Summer Berry Trifle
The Best Berry Trifle made with Cream Cheese Pound Cake layered with Sweet Vanilla Pudding, Fresh Berries, and Whipped Cream
Years ago I went through a “trifle” stage. Every time I was asked to bring a dessert to a party or get together, it was some kind of trifle dessert. I received a trifle dish as a present and you better believe I got some serious use out of it! The beauty of a trifle is that it is rustic in nature so you can layer it anything your heart desires.
What is a trifle?
It is a chilled dessert of sponge cake layered with fruit, custard, and whipped cream
This is such a beautiful patriotic 4th of July dessert. The strawberries are red, the blueberries are blue, and the whipped cream is white. It is perfect for a potluck as it can serve a lot of people and it is so easy to serve — you just scoop desired serving amount into bowls.
Let’s talk about what goes into this Summer Berry Trifle. I wanted to create a trifle where every layer is perfection. It all starts with a sweet cream cheese pound cake recipe. I shared this recipe yesterday because it is hands down, my favorite pound cake recipe! Next, we are creating a custard filling by adding vanilla pudding, milk, sweetened condensed milk, cream cheese, and whipped cream. On a scale of 1-10, it is a 12. I can sit and watch Southern Charm on Bravo with a big bowl of this homemade sweet custard and be one happy girl. It is silky smooth, creamy, and sweet. The strawberries and blueberries are tossed with some sugar to bring out their sweetness and create some natural juices.
How to make the Perfect Berry Trifle:
- Start with the Perfect Cake. I use my cream cheese pound cake recipe because it holds up beautifully in a trifle dessert. It is heavy enough to hold its own when the cream and fruit are layered. If you want to save a few steps, you can use a cake mix or buy an angel food cake at the store.

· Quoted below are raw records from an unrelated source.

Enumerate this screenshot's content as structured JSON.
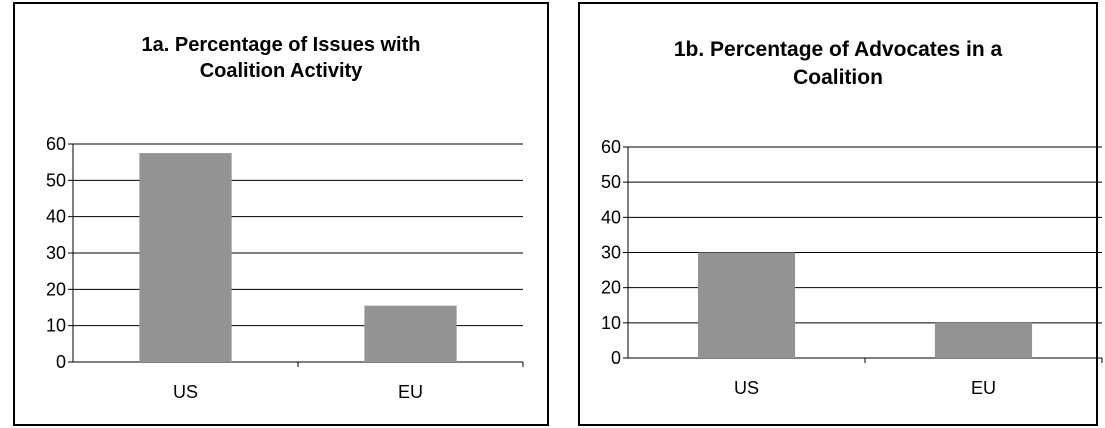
{
  "chart_data": [
    {
      "type": "bar",
      "title_lines": [
        "1a. Percentage of Issues with",
        "Coalition Activity"
      ],
      "categories": [
        "US",
        "EU"
      ],
      "values": [
        57.5,
        15.5
      ],
      "ylim": [
        0,
        60
      ],
      "yticks": [
        0,
        10,
        20,
        30,
        40,
        50,
        60
      ],
      "grid": true,
      "bar_color": "#939393"
    },
    {
      "type": "bar",
      "title_lines": [
        "1b. Percentage of Advocates in a",
        "Coalition"
      ],
      "categories": [
        "US",
        "EU"
      ],
      "values": [
        30,
        10
      ],
      "ylim": [
        0,
        60
      ],
      "yticks": [
        0,
        10,
        20,
        30,
        40,
        50,
        60
      ],
      "grid": true,
      "bar_color": "#939393"
    }
  ]
}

- Make your own sweet custard layer. This starts with vanilla pudding mix and milk. Sweetened condensed milk, cream cheese, and heavy cream are whipped together until light and fluffy. The key is to make sure the cream cheese is softened so it is smooth and creamy when whipped with the sweetened condensed milk.

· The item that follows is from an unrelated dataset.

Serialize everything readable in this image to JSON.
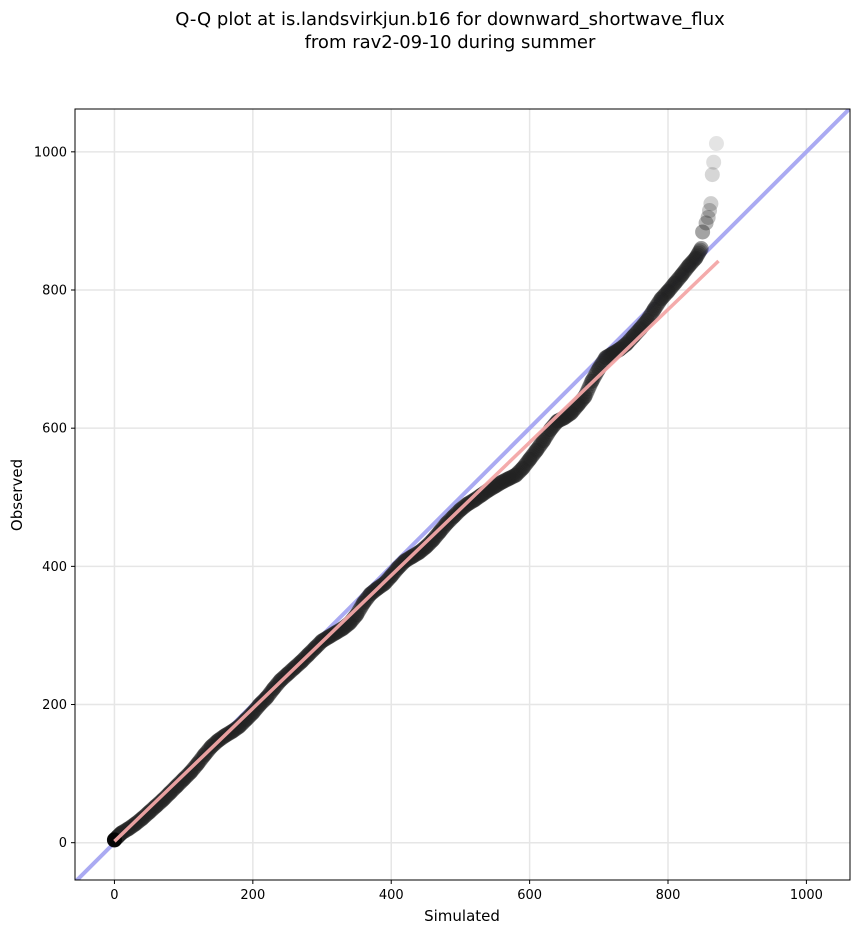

- Sprinkle Strawberries and Blueberries with Sugar. This is a key step as it helps to create natural juices which help to keep the cake extra moist.
- This Trifle Dessert can be showcased in a Glass Trifle Bowl. Here’s a traditional glass trifle dish for about $17 bucks and here is an embossed glass trifle dish if you want something more unique.

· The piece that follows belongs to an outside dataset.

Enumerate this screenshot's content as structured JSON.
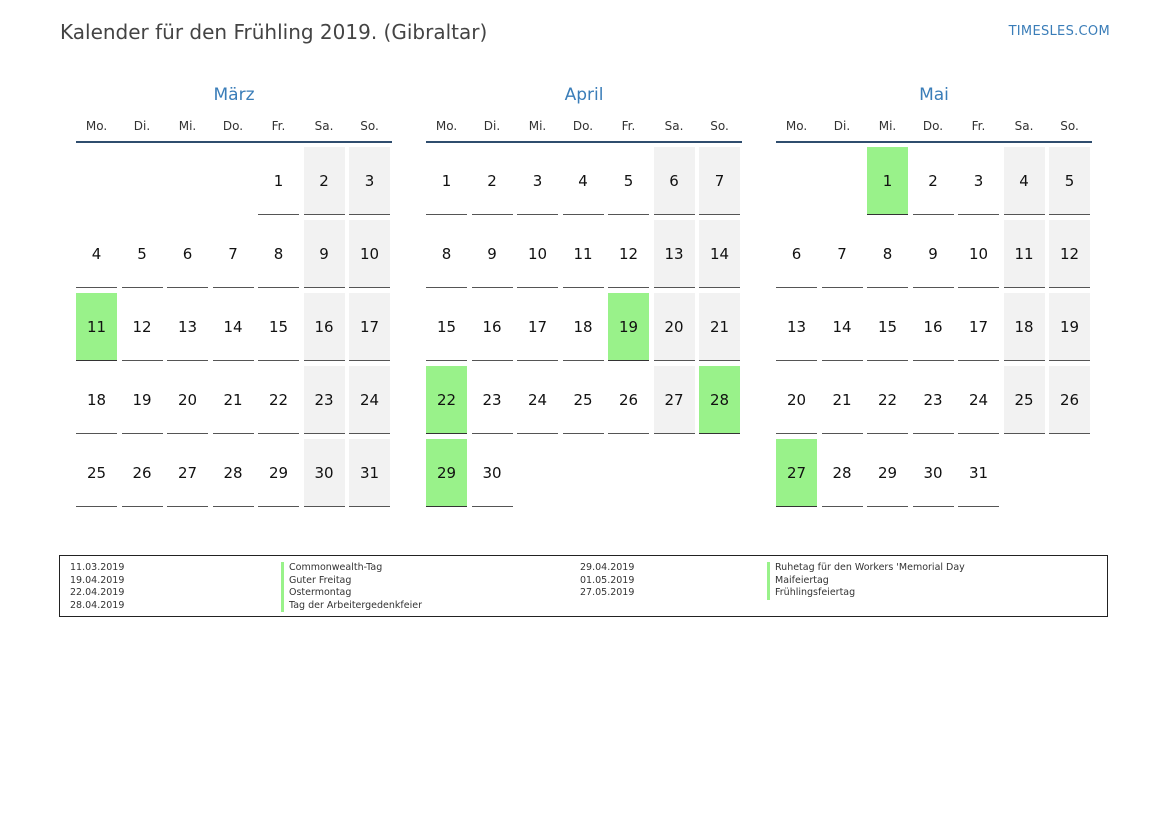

- Chill and Refrigerate until ready to serve. This is a chilled dessert so it needs to be refrigerated until ready to serve. This helps the pudding to set up.
- Cream Cheese Pound Cake:
- 1½ cups Unsalted Butter (3 Sticks), softened
- 6 ounces Cream Cheese, softened
- 3 cups Sugar
- 1 Tablespoon Pure Vanilla Extract
- 4 Eggs plus 2 Egg Yolks
- ¼ cup Whole Milk (or Buttermilk)
- 3 cups Cake Flour
- 1 teaspoon Salt
- Custard Filling:
- 1 (5-ounce) Instant French Vanilla Pudding Mix
- 1½ cups Whole Milk
- 1 (8-ounce) pkg. Cream Cheese, softened
- 1 (14-ounce) can Sweetened Condensed Milk
- 1½ cups Heavy Whipping Cream
- Fresh Fruit:
- 2 lbs. Strawberries, sliced
- 1 (12-ounce) pkg. Blueberries
- Raspberries (optional)
- ⅓ cup Sugar
- Heat oven to 300 degrees. Spray 12-cup nonstick Bundt pan with baking spray with flour. Coat the pan well to prevent sticking.
- In a large mixing bowl, beat butter, cream cheese, and sugar on medium-high speed until light and fluffy, about 4 minutes. Add vanilla, eggs, egg yolks, and whole milk. Mix for 1-2 minutes.
- Stir in flour and salt and mix just until combined, avoid overmixing. Fold all ingredients together.
- Pour into prepared bundt pan. Gently tap pan on the counter to release air bubbles. Bake for 1 hour 15 minutes -- 1 hour 25 minutes, or until the cake tester comes out clean.
- Let cake cool in pan for 15 minutes. Invert cake onto rack and let cool completely. Cut into cubes.
- In a medium bowl, toss berries with sugar. Set aside and let juices form.
- To make Homemade Custard Filling: In a large bowl, beat together pudding mix and whole milk. In another bowl, whip cream cheese, and sweetened condensed milk until smooth and creamy. Add heavy cream and beat until soft peaks form about 5 minutes. Fold in the pudding.
- Layer cake, custard, and fresh fruit. Repeat.
- Chill in refrigerator until ready to serve.
I hope you love this patriotic 4th of July dessert! Happy Baking, my friends!